11 yaşında iken ağabeyinin kendisine hediye ettiği bağlama ile müzik hayatı başlayan, 15 yaşında da profesyonel olarak gitar çalabilen ve 16 yaşında ise düğün salonlarında müzik enstrümanları çalarak ailesinin geçimine katkı sağlayan 72 yaşındaki Davut Akdoğan, yıllarca sahnelerde hem türkü söyledi hem de müzik enstrümanları çaldı.


Yıllar içinde birçok enstrümanı çalmayı kimseden yardım almadan öğrenen Akdoğan, gençlik yıllarında müziğe daha fazla vakit ayırdı ve evinin bir odasını adeta stüdyoya dönüştürdü.

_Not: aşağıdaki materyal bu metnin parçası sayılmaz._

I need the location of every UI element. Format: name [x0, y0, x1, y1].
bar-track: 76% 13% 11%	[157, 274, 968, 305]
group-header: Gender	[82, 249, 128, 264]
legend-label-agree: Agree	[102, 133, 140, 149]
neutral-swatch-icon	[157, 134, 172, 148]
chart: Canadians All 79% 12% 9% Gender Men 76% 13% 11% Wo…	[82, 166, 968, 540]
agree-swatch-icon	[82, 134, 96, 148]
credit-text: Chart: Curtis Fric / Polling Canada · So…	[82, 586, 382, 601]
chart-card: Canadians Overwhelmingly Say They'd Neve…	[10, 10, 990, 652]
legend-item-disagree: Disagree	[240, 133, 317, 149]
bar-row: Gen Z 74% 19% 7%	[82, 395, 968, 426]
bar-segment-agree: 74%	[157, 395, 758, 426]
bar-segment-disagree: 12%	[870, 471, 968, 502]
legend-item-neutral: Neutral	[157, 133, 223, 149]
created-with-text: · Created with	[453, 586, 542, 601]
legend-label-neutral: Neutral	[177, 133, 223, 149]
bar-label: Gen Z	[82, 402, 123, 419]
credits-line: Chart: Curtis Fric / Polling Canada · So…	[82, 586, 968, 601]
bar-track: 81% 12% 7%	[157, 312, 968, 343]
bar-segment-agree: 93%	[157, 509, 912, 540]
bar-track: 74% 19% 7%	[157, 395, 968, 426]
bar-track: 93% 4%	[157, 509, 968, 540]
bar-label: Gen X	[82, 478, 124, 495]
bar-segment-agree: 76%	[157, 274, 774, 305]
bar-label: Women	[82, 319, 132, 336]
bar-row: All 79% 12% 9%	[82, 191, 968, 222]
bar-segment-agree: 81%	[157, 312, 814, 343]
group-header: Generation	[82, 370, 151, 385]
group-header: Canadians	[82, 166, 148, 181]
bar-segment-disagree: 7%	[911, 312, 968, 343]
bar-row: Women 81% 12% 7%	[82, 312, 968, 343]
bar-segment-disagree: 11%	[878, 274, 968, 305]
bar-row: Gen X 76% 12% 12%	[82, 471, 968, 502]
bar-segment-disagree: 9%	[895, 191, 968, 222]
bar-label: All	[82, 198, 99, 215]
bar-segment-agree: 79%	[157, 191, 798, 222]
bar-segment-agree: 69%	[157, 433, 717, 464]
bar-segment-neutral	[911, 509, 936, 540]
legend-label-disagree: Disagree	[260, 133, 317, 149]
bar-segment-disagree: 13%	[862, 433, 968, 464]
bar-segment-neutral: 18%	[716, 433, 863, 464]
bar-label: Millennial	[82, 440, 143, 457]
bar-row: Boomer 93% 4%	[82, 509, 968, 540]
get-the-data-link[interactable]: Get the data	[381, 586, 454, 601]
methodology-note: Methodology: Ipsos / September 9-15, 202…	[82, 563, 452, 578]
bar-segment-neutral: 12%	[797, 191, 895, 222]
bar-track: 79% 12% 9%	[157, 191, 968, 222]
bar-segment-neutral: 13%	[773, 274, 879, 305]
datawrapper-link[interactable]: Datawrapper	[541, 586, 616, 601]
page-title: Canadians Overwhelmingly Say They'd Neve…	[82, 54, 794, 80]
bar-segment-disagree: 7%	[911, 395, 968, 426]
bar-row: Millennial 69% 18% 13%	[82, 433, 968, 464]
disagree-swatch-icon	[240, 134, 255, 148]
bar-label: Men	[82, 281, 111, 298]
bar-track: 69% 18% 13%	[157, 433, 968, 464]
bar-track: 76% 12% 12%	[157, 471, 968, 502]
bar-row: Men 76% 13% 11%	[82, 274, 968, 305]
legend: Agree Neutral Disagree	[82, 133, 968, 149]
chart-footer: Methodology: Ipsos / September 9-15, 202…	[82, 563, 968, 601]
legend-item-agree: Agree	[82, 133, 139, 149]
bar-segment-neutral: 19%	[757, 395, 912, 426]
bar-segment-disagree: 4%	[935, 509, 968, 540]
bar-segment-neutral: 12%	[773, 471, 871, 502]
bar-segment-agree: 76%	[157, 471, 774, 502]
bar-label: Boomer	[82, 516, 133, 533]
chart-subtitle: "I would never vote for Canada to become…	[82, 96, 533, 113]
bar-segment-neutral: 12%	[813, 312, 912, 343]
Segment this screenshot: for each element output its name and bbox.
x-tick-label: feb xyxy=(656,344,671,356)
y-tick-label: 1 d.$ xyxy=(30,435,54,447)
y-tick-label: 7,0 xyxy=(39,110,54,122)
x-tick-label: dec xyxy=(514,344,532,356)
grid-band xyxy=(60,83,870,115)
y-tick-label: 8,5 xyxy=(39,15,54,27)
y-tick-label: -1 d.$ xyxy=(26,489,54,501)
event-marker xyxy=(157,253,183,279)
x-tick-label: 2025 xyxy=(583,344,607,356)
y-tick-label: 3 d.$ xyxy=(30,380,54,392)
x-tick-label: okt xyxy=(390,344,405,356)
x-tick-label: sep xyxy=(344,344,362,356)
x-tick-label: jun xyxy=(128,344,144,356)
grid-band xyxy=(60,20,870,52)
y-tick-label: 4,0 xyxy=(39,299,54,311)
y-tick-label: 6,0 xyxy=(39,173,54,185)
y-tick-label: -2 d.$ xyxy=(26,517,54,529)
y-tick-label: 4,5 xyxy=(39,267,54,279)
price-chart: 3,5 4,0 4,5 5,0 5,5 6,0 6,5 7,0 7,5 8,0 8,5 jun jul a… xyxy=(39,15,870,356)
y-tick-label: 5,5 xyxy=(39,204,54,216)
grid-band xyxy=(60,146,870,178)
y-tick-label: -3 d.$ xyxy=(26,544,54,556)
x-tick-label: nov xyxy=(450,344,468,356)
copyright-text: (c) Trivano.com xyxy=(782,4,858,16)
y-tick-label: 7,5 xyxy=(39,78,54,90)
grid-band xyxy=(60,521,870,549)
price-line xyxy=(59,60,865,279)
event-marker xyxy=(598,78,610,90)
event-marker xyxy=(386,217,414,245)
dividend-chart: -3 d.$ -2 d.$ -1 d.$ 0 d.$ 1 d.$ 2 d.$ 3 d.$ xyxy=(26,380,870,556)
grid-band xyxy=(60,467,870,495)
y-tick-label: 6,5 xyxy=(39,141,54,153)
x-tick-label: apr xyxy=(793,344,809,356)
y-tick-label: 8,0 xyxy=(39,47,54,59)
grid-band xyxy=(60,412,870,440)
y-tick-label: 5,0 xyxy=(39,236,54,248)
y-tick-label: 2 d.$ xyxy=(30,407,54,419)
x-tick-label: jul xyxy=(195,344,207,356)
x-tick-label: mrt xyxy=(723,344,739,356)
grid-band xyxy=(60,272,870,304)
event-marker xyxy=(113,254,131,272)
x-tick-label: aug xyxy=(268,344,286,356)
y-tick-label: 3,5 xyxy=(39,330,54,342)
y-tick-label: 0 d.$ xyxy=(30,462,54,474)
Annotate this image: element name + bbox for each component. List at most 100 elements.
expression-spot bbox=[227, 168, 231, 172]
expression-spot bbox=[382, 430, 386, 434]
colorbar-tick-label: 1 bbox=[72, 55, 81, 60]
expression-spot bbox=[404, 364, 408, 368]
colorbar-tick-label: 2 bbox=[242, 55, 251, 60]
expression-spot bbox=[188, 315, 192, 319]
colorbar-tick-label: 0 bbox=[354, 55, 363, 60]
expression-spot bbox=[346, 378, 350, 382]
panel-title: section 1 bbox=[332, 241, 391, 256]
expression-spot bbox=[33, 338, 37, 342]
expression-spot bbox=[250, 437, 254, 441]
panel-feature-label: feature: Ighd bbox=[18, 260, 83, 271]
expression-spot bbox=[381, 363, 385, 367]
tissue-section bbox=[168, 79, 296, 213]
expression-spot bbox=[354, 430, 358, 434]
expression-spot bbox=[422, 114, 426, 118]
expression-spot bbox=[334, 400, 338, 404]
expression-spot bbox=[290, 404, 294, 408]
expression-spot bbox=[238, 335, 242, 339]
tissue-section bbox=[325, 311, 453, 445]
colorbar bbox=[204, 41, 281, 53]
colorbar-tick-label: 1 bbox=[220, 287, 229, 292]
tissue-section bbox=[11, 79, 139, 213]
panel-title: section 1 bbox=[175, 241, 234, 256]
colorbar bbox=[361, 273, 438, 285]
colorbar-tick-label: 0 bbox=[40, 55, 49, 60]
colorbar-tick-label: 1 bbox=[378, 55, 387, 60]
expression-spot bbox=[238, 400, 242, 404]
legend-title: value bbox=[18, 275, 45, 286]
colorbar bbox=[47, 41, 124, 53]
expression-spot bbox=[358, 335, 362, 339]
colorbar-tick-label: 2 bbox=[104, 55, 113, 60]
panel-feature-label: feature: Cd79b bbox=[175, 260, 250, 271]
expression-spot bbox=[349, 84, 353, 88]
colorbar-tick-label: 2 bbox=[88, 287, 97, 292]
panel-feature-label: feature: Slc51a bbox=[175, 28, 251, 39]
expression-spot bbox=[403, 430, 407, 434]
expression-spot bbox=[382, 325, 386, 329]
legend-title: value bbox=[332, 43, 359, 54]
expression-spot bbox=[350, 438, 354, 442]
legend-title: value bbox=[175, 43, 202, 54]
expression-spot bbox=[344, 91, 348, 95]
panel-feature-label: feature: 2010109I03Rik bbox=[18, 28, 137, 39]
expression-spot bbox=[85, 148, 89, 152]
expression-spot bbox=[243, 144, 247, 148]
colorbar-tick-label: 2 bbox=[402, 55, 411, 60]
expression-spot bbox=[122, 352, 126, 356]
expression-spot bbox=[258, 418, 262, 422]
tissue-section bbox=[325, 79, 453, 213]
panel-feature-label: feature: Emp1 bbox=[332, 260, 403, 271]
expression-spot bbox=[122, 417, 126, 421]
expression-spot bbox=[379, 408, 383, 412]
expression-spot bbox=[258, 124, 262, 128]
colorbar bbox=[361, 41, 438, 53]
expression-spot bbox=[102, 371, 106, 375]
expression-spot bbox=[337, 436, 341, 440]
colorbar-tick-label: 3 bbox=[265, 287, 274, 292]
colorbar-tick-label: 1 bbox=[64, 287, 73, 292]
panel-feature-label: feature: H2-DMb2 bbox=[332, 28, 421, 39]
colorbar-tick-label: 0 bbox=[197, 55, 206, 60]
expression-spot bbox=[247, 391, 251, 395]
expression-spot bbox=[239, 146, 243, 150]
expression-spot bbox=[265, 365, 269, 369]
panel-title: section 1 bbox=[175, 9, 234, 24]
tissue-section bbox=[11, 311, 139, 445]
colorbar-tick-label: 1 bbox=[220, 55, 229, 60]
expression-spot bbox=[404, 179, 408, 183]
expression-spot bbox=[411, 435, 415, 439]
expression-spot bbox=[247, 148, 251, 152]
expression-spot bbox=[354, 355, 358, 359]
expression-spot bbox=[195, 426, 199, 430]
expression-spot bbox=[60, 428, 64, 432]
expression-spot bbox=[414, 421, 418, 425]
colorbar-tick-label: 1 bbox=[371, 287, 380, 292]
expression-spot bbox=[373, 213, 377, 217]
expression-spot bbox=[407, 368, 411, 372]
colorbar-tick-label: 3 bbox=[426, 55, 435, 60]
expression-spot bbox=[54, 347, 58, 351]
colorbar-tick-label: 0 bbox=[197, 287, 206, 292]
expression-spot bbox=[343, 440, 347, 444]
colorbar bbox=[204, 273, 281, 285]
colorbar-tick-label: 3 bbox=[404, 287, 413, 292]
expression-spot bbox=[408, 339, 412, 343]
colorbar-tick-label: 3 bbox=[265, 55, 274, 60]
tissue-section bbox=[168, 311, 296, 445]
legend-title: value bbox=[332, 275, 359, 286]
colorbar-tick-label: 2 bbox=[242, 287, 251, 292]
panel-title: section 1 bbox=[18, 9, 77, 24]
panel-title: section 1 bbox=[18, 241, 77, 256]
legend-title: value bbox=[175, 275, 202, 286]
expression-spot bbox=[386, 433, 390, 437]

1988 yılına kadar düğün salonlarında ve eğlence mekanlarında sahne alan Akdoğan, daha sonra 5 yıl önce vefat eden kardeşi Mehmet Akdoğan ile birlikte Şahinbey ilçesi tarihi Bey Mahallesi’nde açtığı iş yerinde müzik enstrümanlarının yapımının yanı sıra tamir, bakımı ve satışını yapmaya başladı.


1964 yılında başladığı 61 yıllık müzik hayatı boyunca 20’inin üzerinde müzik enstrümanı çalan, müzik evi işleten ve yıllarca müzisyenlik yaparak geçimini sağlayan Akdoğan, müziğe olan sevgisini hala canlı tutuyor.


Çocukluk yıllarında tanıştığı müzik enstrümanlarının satışını yaptığı iş yerinde vakit geçirerek ud, saz, bağlama ve cümbüş çalan, müzikseverlere de ücretsiz dersler veren Akdoğan, ilerleyen yaşına rağmen ilk günkü heyecanla müziğe olan tutkusunu kaybetmeden yaşamını sürdürüyor.


İlkokulda eğitim gördüğü 1960’lı yıllarda bağlama çalmayı öğrendiğini anlatan Akdoğan, "11 yaşında rahmetli ağabeyim bana Konya’dan gelirken bir bağlama almasıyla müzik hayatım başladı. Daha sonra 14-15 yaşında profesyonel olarak gitar çalmaya başladım. 1983 yılında bu iş yerinin mülkiyetini aldım ve bu işletmeyi çalıştırmaya başladım. O zamana kadar sahnede bağlama çaldım, gitar çaldım. Ondan sonra 1988’de sahneyi bıraktığım zaman yani profesyonellik hayatımı bırakıp iş hayatına atıldığımda biraz da müzikten kopma gibi bir durum oldu. Ondan sonra da ud ve cümbüş çalmaya başladım ve ticaret hayatımız başladı. Büyük firmaların bayiliğini aldım. Büyük bir faaliyet gösterdim. Daha sonra kardeşim ile beraber çalıştık ve bugüne kadar geldik" dedi.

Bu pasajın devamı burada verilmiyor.